The physicians didn't vote on the three options, but Lanspa said that if it were up to him, he would start from scratch.
“We want the availability of the most in-demand technology for our students and our patients,” he said. “The way other communities have solved this effectively is by building new facilities.”
Going to Bergan also has some drawbacks, Hachten said. Access from the Interstate isn't as good as it is at the Creighton hospital, he said, notably because access to Bergan from the 72nd Street exit is via two-lane Mercy Road. But Bergan has a lot of unused space next to the emergency department, Hachten said, that would allow for expanding that department, the construction of a trauma department and expansion of a clinical laboratory.
Previous remodelings and expansions at Bergan, he said, also left unoccupied an area that could be used as a 35-bed ICU.
The new Alegent Creighton/Catholic Health Initiatives Nebraska board will make the call.
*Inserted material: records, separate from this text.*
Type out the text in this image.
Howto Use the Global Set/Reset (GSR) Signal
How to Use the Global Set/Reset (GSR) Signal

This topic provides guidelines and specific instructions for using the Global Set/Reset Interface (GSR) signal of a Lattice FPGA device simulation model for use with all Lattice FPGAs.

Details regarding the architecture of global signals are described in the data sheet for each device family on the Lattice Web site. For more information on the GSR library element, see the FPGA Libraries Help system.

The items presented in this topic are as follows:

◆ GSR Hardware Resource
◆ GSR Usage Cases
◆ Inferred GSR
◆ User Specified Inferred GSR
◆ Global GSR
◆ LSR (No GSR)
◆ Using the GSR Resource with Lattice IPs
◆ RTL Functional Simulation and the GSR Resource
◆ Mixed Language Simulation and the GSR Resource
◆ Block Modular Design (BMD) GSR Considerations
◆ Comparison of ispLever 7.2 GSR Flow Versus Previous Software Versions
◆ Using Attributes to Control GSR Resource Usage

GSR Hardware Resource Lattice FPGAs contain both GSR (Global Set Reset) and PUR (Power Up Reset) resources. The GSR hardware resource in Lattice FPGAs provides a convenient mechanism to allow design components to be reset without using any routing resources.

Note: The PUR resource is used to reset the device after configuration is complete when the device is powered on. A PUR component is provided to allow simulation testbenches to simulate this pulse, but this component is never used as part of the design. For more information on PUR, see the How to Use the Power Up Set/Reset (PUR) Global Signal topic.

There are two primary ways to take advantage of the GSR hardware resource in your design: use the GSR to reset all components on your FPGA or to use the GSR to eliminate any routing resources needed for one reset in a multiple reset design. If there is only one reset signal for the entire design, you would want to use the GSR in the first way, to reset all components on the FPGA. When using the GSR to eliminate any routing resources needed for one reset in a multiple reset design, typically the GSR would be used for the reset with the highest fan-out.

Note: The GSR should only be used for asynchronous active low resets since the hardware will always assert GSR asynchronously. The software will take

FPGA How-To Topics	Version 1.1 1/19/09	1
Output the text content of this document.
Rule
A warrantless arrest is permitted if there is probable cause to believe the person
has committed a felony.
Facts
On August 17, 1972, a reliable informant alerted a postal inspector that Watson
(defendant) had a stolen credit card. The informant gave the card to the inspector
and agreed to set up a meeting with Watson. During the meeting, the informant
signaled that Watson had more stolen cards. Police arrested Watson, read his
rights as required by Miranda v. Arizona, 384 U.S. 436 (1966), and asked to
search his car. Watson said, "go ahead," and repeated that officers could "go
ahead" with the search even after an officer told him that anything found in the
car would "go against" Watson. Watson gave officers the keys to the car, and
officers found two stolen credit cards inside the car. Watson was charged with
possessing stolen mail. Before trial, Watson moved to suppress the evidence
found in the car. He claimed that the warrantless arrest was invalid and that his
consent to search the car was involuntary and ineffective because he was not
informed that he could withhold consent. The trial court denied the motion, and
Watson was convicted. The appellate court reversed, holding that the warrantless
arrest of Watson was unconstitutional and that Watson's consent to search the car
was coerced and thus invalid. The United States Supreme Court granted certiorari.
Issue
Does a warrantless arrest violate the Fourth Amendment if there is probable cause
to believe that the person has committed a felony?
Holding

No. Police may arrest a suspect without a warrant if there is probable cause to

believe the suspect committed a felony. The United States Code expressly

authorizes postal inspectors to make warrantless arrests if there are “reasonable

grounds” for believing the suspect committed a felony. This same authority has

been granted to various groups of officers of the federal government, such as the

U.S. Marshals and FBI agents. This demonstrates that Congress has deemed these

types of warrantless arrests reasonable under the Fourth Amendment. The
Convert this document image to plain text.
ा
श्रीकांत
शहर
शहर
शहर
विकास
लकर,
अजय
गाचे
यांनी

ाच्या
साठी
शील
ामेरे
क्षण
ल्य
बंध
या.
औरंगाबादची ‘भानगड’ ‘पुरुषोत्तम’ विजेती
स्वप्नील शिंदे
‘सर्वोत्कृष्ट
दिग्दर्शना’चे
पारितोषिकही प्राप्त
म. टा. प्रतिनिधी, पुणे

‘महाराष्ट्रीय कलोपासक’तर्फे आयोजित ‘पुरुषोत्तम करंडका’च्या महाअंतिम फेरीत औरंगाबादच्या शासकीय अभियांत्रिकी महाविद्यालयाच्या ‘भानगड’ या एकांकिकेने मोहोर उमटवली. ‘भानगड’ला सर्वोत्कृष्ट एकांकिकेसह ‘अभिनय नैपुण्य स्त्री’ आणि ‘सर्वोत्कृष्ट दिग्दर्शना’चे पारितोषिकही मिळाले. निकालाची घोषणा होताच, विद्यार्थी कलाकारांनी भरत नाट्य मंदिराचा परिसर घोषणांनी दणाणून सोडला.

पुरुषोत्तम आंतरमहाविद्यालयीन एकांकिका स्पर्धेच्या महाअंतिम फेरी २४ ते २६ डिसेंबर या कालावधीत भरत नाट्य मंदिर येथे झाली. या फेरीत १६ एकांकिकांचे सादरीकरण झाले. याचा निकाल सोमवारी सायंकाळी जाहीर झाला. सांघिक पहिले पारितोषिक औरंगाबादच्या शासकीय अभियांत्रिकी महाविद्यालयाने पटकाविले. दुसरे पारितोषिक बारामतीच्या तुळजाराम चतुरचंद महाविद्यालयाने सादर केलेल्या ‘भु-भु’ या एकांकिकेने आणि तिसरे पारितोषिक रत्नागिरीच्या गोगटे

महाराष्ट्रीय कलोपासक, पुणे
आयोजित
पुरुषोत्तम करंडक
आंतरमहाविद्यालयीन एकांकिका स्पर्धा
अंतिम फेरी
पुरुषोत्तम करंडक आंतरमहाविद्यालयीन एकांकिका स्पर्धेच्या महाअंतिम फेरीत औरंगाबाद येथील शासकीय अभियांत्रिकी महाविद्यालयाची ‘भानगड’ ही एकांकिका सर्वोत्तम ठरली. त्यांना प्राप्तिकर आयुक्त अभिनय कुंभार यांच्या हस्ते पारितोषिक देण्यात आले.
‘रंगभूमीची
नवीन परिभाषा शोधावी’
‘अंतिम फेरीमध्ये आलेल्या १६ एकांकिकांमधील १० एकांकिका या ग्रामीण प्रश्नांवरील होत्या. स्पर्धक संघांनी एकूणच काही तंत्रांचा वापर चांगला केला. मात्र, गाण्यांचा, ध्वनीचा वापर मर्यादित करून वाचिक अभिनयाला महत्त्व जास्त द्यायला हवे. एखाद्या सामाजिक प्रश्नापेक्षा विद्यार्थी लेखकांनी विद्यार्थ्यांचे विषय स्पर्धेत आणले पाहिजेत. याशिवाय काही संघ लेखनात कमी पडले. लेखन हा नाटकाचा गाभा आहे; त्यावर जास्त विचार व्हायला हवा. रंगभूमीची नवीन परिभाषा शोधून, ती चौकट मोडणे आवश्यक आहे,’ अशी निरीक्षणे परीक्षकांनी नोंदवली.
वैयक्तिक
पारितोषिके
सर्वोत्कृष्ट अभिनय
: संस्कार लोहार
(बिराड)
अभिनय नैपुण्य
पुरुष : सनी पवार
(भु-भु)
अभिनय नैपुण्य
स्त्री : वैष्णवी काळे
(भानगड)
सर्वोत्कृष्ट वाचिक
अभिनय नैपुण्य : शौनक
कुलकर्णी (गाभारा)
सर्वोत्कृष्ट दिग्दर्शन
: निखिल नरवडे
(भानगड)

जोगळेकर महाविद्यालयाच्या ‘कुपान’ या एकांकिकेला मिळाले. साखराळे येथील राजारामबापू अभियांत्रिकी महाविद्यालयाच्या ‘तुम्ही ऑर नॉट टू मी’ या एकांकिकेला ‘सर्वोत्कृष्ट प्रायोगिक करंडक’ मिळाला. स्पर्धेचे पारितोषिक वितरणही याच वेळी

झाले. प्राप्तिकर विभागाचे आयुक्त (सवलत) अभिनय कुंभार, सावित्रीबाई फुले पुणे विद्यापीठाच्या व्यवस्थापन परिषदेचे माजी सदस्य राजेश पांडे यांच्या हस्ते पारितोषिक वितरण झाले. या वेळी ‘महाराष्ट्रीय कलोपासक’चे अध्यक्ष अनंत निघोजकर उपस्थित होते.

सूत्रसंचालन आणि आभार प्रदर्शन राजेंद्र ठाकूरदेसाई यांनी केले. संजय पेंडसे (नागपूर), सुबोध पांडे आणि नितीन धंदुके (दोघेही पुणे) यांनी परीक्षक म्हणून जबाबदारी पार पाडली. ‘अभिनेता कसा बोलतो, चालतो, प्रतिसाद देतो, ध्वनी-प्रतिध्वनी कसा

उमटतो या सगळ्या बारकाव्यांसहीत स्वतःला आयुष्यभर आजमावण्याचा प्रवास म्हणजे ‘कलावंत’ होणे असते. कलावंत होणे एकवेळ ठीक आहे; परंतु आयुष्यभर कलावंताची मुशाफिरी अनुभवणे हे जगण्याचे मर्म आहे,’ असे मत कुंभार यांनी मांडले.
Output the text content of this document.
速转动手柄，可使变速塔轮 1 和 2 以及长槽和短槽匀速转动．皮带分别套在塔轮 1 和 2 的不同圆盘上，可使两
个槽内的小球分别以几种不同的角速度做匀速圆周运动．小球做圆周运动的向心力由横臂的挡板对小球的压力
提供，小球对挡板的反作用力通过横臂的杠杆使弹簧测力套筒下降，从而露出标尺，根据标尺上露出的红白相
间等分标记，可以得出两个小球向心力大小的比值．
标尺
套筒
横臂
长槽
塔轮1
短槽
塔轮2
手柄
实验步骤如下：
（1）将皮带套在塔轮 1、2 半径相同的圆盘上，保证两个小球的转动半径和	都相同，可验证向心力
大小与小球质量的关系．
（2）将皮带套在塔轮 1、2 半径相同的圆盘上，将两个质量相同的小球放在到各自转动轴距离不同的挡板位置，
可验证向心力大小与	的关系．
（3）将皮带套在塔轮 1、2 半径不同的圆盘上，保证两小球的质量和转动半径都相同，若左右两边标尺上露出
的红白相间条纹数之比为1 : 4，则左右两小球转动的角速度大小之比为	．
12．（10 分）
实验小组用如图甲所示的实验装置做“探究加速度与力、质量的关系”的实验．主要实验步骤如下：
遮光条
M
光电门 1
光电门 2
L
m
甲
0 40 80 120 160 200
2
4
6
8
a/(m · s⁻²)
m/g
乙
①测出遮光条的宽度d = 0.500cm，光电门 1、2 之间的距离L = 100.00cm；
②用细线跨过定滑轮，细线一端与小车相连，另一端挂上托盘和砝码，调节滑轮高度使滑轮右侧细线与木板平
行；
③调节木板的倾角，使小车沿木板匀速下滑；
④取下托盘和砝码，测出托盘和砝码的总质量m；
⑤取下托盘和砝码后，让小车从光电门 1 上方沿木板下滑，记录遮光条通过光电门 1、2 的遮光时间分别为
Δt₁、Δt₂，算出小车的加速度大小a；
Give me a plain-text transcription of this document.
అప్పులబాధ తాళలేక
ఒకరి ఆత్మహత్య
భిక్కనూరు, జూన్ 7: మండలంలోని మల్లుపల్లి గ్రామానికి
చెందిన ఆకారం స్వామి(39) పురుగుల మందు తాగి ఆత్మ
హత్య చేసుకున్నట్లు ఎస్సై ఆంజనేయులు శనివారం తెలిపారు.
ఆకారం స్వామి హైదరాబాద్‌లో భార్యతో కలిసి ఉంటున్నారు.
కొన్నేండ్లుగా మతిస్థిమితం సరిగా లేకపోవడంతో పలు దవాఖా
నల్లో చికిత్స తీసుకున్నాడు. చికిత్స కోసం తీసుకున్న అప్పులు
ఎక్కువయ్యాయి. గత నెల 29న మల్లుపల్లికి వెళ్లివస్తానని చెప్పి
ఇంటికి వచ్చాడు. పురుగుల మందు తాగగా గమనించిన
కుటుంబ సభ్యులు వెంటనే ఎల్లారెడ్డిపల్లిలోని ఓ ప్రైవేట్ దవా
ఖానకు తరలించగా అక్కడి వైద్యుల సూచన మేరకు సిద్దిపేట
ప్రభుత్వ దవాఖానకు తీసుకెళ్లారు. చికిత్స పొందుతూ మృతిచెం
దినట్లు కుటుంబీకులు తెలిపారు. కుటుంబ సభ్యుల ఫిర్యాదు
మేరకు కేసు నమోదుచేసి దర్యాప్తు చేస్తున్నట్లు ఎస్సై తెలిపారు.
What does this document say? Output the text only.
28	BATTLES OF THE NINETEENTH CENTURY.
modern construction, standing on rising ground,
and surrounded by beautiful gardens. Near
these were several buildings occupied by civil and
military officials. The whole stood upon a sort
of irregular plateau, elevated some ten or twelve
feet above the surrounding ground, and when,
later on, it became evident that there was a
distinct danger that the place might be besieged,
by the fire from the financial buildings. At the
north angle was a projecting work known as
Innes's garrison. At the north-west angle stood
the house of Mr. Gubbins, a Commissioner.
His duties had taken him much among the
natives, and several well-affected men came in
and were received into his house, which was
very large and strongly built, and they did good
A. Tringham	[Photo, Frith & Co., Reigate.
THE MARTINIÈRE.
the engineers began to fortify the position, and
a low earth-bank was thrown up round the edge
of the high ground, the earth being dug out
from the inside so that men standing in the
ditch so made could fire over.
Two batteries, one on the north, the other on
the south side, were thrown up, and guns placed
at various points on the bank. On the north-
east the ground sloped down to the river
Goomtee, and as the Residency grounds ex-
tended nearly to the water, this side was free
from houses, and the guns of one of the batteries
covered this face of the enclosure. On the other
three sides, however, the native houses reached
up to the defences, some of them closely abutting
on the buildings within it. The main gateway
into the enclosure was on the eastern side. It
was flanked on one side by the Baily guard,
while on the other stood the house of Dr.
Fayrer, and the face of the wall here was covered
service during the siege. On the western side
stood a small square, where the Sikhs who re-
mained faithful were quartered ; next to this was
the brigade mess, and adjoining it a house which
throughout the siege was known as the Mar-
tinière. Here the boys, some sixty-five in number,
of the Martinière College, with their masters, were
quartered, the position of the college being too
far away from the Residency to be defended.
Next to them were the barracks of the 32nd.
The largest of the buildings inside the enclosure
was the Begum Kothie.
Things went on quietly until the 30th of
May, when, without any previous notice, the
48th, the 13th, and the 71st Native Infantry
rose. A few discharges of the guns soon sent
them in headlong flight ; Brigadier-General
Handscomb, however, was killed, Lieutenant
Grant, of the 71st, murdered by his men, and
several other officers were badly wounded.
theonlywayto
That board meets Nov. 21, after two late October sessions involving a community advisory group made up of community, business and civic leaders who would discuss health needs and what the health system could do to improve the delivery of health care.
“Our goal all along has been to bring as much as we can to the board on Nov. 21,” Hachten said. “The board's going to have to determine if there's additional work that we need to do, more information that they require to make the most informed decision they can.”